Wszystkie stacje telewizyjne w USA przerwały swoje programy, aby podać wiadomość o zabiciu Bin Ladena. Przywódca organizacji odpowiedzialnej za atak terrorystyczny na USA 11 września 2001 r. zginął prawie 10 lat po ataku na wieże WTC. Na wieść o śmierci bin Ladena kilkaset osób zgromadziło się przed Białym Domem w  Waszyngtonie wznosząc patriotyczne okrzyki i flagi narodowe. Zebrani spontanicznie zaintonowali hymn USA.

Amerykanie się cieszą, dolar idzie w górę

Według relacji telewizyjnych, ludzie w całym kraju przekazywali sobie nawzajem historyczną wiadomość przez telefon, internet, Twittera i  inne elektroniczne media. Rodziny ofiar zamachu z 2001 gratulowały sukcesu amerykańskim oddziałom specjalnym. Obserwatorzy zwracają uwagę, że bin Laden został wytropiony i zabity w Pakistanie i zastanawiają się, jakie będzie to miało konsekwencje dla stosunków USA z tym krajem.

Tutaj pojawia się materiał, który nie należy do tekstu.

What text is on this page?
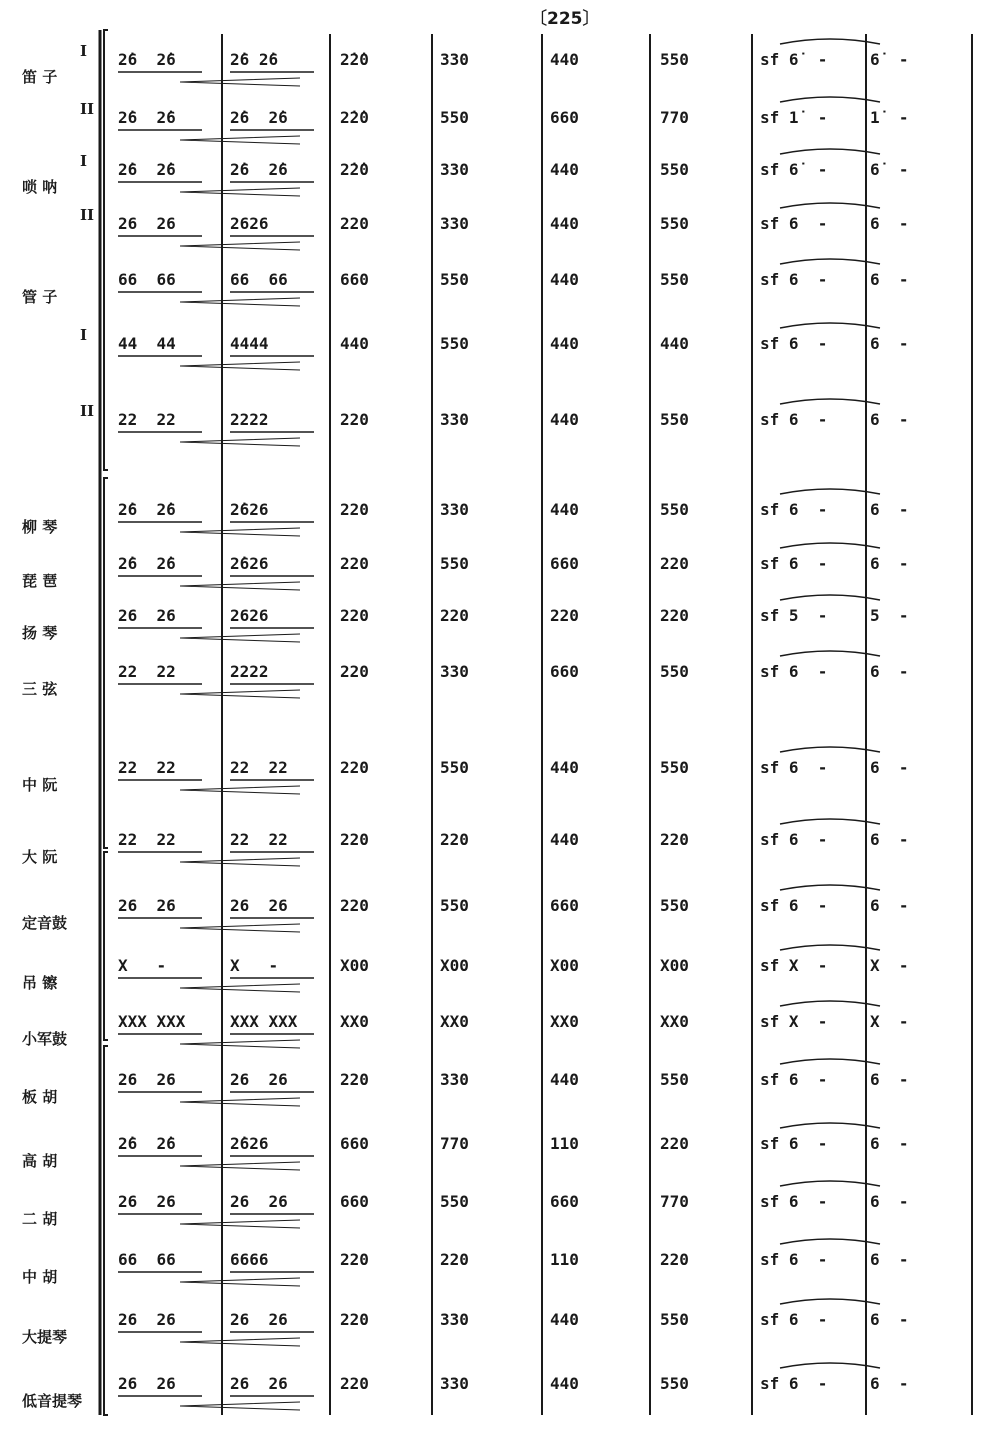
〔225〕
笛 子
I 2̇6  2̇6	2̇6 2̇6	2̇2̇0	330	440	550	sf 6̇  -	6̇  -
II 2̇6  2̇6	2̇6  2̇6	2̇2̇0	550	660	770	sf 1̇  -	1̇  -
唢 呐
I 2̇6  2̇6	2̇6  2̇6	2̇2̇0	330	440	550	sf 6̇  -	6̇  -
II 26  26	2626	220	330	440	550	sf 6  -	6  -
管 子
66  66	66  66	660	550	440	550	sf 6  -	6  -
I 44  44	4444	440	550	440	440	sf 6  -	6  -
II 22  22	2222	220	330	440	550	sf 6  -	6  -
柳 琴
2̇6  2̇6	2̇626	220	330	440	550	sf 6  -	6  -
琵 琶
2̇6  2̇6	2̇626	220	550	660	220	sf 6  -	6  -
扬 琴
26  26	2626	220	220	220	220	sf 5  -	5  -
三 弦
22  22	2222	220	330	660	550	sf 6  -	6  -
中 阮
22  22	22  22	220	550	440	550	sf 6  -	6  -
大 阮
22  22	22  22	220	220	440	220	sf 6  -	6  -
定音鼓
26  26	26  26	220	550	660	550	sf 6  -	6  -
吊 镲
X   -	X   -	X00	X00	X00	X00	sf X  -	X  -
小军鼓
XXX XXX	XXX XXX	XX0	XX0	XX0	XX0	sf X  -	X  -
板 胡
26  26	26  26	220	330	440	550	sf 6  -	6  -
高 胡
2̇6  2̇6	2̇626	660	770	110	220	sf 6  -	6  -
二 胡
26  26	26  26	660	550	660	770	sf 6  -	6  -
中 胡
66  66	6666	220	220	110	220	sf 6  -	6  -
大提琴
26  26	26  26	220	330	440	550	sf 6  -	6  -
低音提琴
26  26	26  26	220	330	440	550	sf 6  -	6  -
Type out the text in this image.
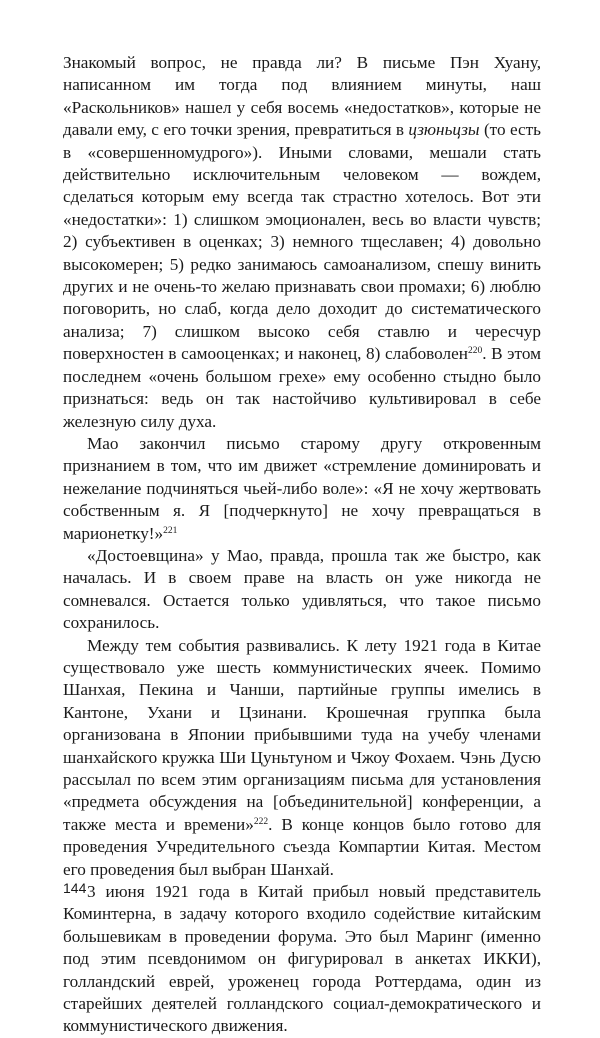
Знакомый вопрос, не правда ли? В письме Пэн Хуану, написанном им тогда под влиянием минуты, наш «Раскольников» нашел у себя восемь «недостатков», которые не давали ему, с его точки зрения, превратиться в цзюньцзы (то есть в «совершенномудрого»). Иными словами, мешали стать действительно исключительным человеком — вождем, сделаться которым ему всегда так страстно хотелось. Вот эти «недостатки»: 1) слишком эмоционален, весь во власти чувств; 2) субъективен в оценках; 3) немного тщеславен; 4) довольно высокомерен; 5) редко занимаюсь самоанализом, спешу винить других и не очень-то желаю признавать свои промахи; 6) люблю поговорить, но слаб, когда дело доходит до систематического анализа; 7) слишком высоко себя ставлю и чересчур поверхностен в самооценках; и наконец, 8) слабоволен$^{220}$. В этом последнем «очень большом грехе» ему особенно стыдно было признаться: ведь он так настойчиво культивировал в себе железную силу духа.

Мао закончил письмо старому другу откровенным признанием в том, что им движет «стремление доминировать и нежелание подчиняться чьей-либо воле»: «Я не хочу жертвовать собственным я. Я [подчеркнуто] не хочу превращаться в марионетку!»$^{221}$

«Достоевщина» у Мао, правда, прошла так же быстро, как началась. И в своем праве на власть он уже никогда не сомневался. Остается только удивляться, что такое письмо сохранилось.

Между тем события развивались. К лету 1921 года в Китае существовало уже шесть коммунистических ячеек. Помимо Шанхая, Пекина и Чанши, партийные группы имелись в Кантоне, Ухани и Цзинани. Крошечная группка была организована в Японии прибывшими туда на учебу членами шанхайского кружка Ши Цуньтуном и Чжоу Фохаем. Чэнь Дусю рассылал по всем этим организациям письма для установления «предмета обсуждения на [объединительной] конференции, а также места и времени»$^{222}$. В конце концов было готово для проведения Учредительного съезда Компартии Китая. Местом его проведения был выбран Шанхай.

3 июня 1921 года в Китай прибыл новый представитель Коминтерна, в задачу которого входило содействие китайским большевикам в проведении форума. Это был Маринг (именно под этим псевдонимом он фигурировал в анкетах ИККИ), голландский еврей, уроженец города Роттердама, один из старейших деятелей голландского социал-демократического и коммунистического движения.

144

Agencja AFP podała, że kurs dolara poszedł w górę po wiadomości o śmierci bin Ladena. Z kolei Reuters podał, że terrorysta został zabity w rezydencji pod stolicą Pakistanu, Islamabadem, w operacji dowodzonej przez siły specjalne USA. Według stacji CNN odbyło się to przy współpracy z Pakistanem. Śmierć bin Ladena potwierdził również wysoki rangą przedstawiciel pakistańskiego wywiadu.